Oberlandesgericht Oldenburg
Beschl. v. 22.01.2002, Az.: 1 Ws 18/02

Rechtmäßigkeit der Beiordnung eines vorherigen Wahlverteidigers nach Niederlegung des Wahlmandats als Pflichtverteidiger; Entbindung des Pflichtverteidigers wegen Stattfindens der Hauptverhandlung nicht am Gerichtsort, sondern auswärtig ; Anspruch auf Beiordnung eines eigenen Dolmetschers für Gespräche mit dem Mandanten während der Hauptverhandlung auf Kosten der Staatskasse

Bibliographie

Gericht
OLG Oldenburg
Datum
22.01.2002
Aktenzeichen
1 Ws 18/02
Entscheidungsform
Beschluss
Referenz
WKRS 2002, 26606
Entscheidungsname
[keine Angabe]
ECLI
ECLI:DE:OLGOL:2002:0122.1WS18.02.0A

Amtlicher Leitsatz

Keine Entbindung des Pflichtverteidigers, weil die Hauptverhandlung nicht am Gerichtsort, sondern auswärtig (hier: in Hannover) stattfindet.

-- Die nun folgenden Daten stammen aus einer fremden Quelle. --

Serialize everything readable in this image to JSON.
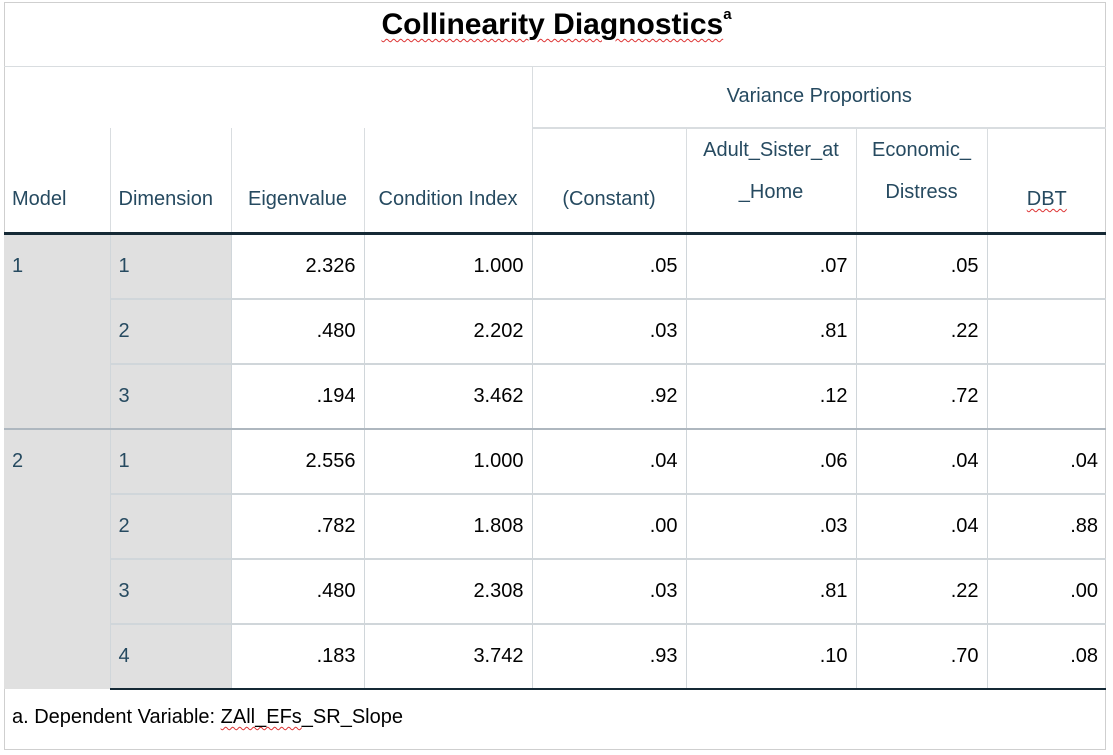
{
  "title": "Collinearity Diagnostics",
  "title_superscript": "a",
  "headers": {
    "group": "Variance Proportions",
    "model": "Model",
    "dimension": "Dimension",
    "eigenvalue": "Eigenvalue",
    "condition_index": "Condition Index",
    "constant": "(Constant)",
    "adult_sister_line1": "Adult_Sister_at",
    "adult_sister_line2": "_Home",
    "economic_line1": "Economic_",
    "economic_line2": "Distress",
    "dbt": "DBT"
  },
  "models": [
    {
      "model": "1",
      "rows": [
        {
          "dimension": "1",
          "eigenvalue": "2.326",
          "condition_index": "1.000",
          "constant": ".05",
          "adult_sister": ".07",
          "economic": ".05",
          "dbt": ""
        },
        {
          "dimension": "2",
          "eigenvalue": ".480",
          "condition_index": "2.202",
          "constant": ".03",
          "adult_sister": ".81",
          "economic": ".22",
          "dbt": ""
        },
        {
          "dimension": "3",
          "eigenvalue": ".194",
          "condition_index": "3.462",
          "constant": ".92",
          "adult_sister": ".12",
          "economic": ".72",
          "dbt": ""
        }
      ]
    },
    {
      "model": "2",
      "rows": [
        {
          "dimension": "1",
          "eigenvalue": "2.556",
          "condition_index": "1.000",
          "constant": ".04",
          "adult_sister": ".06",
          "economic": ".04",
          "dbt": ".04"
        },
        {
          "dimension": "2",
          "eigenvalue": ".782",
          "condition_index": "1.808",
          "constant": ".00",
          "adult_sister": ".03",
          "economic": ".04",
          "dbt": ".88"
        },
        {
          "dimension": "3",
          "eigenvalue": ".480",
          "condition_index": "2.308",
          "constant": ".03",
          "adult_sister": ".81",
          "economic": ".22",
          "dbt": ".00"
        },
        {
          "dimension": "4",
          "eigenvalue": ".183",
          "condition_index": "3.742",
          "constant": ".93",
          "adult_sister": ".10",
          "economic": ".70",
          "dbt": ".08"
        }
      ]
    }
  ],
  "footnote_prefix": "a. Dependent Variable: ",
  "footnote_var_part1": "ZAll_EFs",
  "footnote_var_part2": "_SR_Slope",
  "colors": {
    "header_text": "#264a60",
    "shaded_cell": "#e0e0e0",
    "strong_rule": "#152935"
  }
}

Zum Anspruch auf einen "Vertrauensdolmetscher" des Angeklagten.

Gründe

1

Der Rechtsanwalt war als Wahlverteidiger des Angeklagten tätig. Mit der Niederlegung des Wahlmandates ist er dem Angeklagten als Pflichtverteidiger beigeordnet worden. Diese Beiordnung war mit Rücksicht darauf, dass der Verteidiger mit dem angeklagten Sachverhalt vertraut ist und sich der Angeklagte bisher in Untersuchungshaft in der Justizvollzugsanstalt Oldenburg befunden hat, sowie im Hinblick auf die in Kürze beginnende Hauptverhandlung sachgerecht, zumal auch kein Anhalt für ein gestörtes Vertrauensverhältnis zwischen dem Angeklagten und seinem Verteidiger besteht. Dass die Hauptverhandlung nicht in Oldenburg oder Osnabrück, sondern in Hannover stattfinden wird, vermag die Aufhebung der Beiordnung zum Pflichtverteidiger nicht zu rechtfertigen. Die Erschwernisse, die sich ohne Zweifel aus der - sachlich begründeten - Verlegung des Hauptverhandlungstermins nach Hannover ergeben, stellen keinen Entbindungsgrund dar.

2

Soweit sich der Verteidiger mit der Beschwerde gegen die Ablehnung seines Antrages wendet, dem Angeklagten für Gespräche mit ihm während der Hauptverhandlung einen Dolmetscher für die litauische bzw. russische Sprache auf Kosten der Staatskasse beizuordnen, bleibt die Beschwerde ohne Erfolg. Das Landgericht hat für das Verfahren die Beiziehung vereidigter Dolmetscher (zwei Dolmetscher/innen für die litauische Sprache und je eines Dolmetschers/einer Dolmetscherin für die russische und polnische Sprache) beschlossen. Diese stehen auch für die Gespräche der Verteidiger mit ihren Mandanten zur Verfügung. Mit Rücksicht darauf, dass nach Mitteilung der Strafkammer dem Pflichtverteidiger bei Bedarf an unmittelbarer Verständigung mit seinem Mandanten in litauischer Sprache jederzeit die beiden vereidigten Dolmetscher/innen für diese Sprache zur Verfügung stehen werden, besteht keine Veranlassung, dem Angeklagten einen eigenen Dolmetscher zur Verfügung zu stellen. Eine Behinderung der Verteidigung ist nicht erkennbar. Begründete Anhaltspunkte dafür, dass der Angeklagte befürchten muss, dass der Dolmetscher den Inhalt seiner Gespräche mit dem Verteidiger an Mitangeklagte oder deren Verteidiger weiter geben wird, sind nicht ersichtlich. Die Ansicht der Oberlandesgerichte Frankfurt (StV 1996, 166) und Düsseldorf (StV 1993, 144), die ohne nähere Begründung ein solches pflichtwidriges Verhalten eines vereidigten Dolmetschers offenbar stets für möglich halten, teilt der Senat nicht.